De acordo com informações encaminhadas pela Polícia Federal ao Supremo, durante a perícia realizada nos equipamentos eletrônicos apreendidos foram identificados os chamados “eventos fortuitos”, expressão utilizada para designar elementos encontrados incidentalmente durante uma investigação, mas que não guardam relação direta com o objeto principal inicialmente apurado.
Em razão dessa circunstância, a própria Procuradoria-Geral da República concordou com o entendimento da Polícia Federal de que o conteúdo deveria ser tratado em procedimento separado. Atendendo à manifestação da PGR, Alexandre de Moraes determinou que os dados sejam retirados dos autos da investigação sobre as joias recebidas pelo ex-presidente Jair Bolsonaro e passem a integrar um procedimento autônomo, que tramitará sob sigilo.
O pedido da Polícia Federal para análise independente desse material foi encaminhado ao Supremo Tribunal Federal em 4 de março. Na mesma data, o procurador-geral da República, Paulo Gonet, apresentou manifestação requerendo o arquivamento da investigação relativa à suposta apropriação de presentes recebidos pelo então presidente da República durante viagens e encontros oficiais com autoridades estrangeiras.

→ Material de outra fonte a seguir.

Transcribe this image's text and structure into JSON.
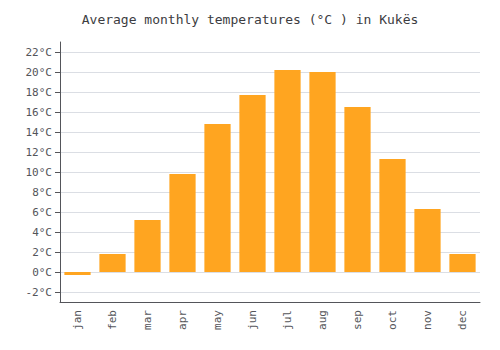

Na ocasião, a Procuradoria sustentou que o ordenamento jurídico brasileiro não estabelece regras suficientemente claras sobre a destinação dos presentes recebidos por presidentes da República em cerimônias oficiais internacionais. Segundo o entendimento apresentado pela PGR, essa ausência de definição legal inviabilizaria a responsabilização criminal dos investigados nesse caso específico.
Após a decisão de Moraes, caberá agora ao Ministério Público Federal avaliar exclusivamente o conteúdo identificado nos aparelhos de Frederick Wassef e verificar se os elementos eventualmente justificam a abertura de nova investigação criminal ou outras providências legais.
Por meio de nota, o advogado Frederick Wassef afirmou que a busca e apreensão realizada pela Polícia Federal ocorreu com violação às prerrogativas da advocacia. Segundo ele, a diligência teria sido realizada durante aproximadamente quatro horas e meia sem a presença de representante da Ordem dos Advogados do Brasil (OAB), apesar de haver determinação judicial nesse sentido.
Na manifestação pública, Wassef sustenta que a ausência de representante da OAB torna a diligência nula desde sua origem. O advogado também afirma que o intervalo superior a três anos entre a apreensão dos aparelhos e a identificação dos chamados “eventos fortuitos” caracterizaria uma espécie de “pesca probatória”, prática que, segundo sua defesa, seria incompatível com a jurisprudência do próprio Supremo Tribunal Federal.
Ainda na nota, Wassef declara jamais ter praticado qualquer irregularidade e afirma que não existem em seus aparelhos conteúdos ilegais ou indícios de ilícitos que justifiquem nova investigação.
A decisão de Alexandre de Moraes não representa abertura automática de nova ação penal nem atribuição de responsabilidade criminal. O despacho limita-se a determinar que a Procuradoria-Geral da República examine o material identificado pela Polícia Federal e avalie, dentro de suas atribuições constitucionais, a necessidade ou não de adoção de novas medidas investigativas.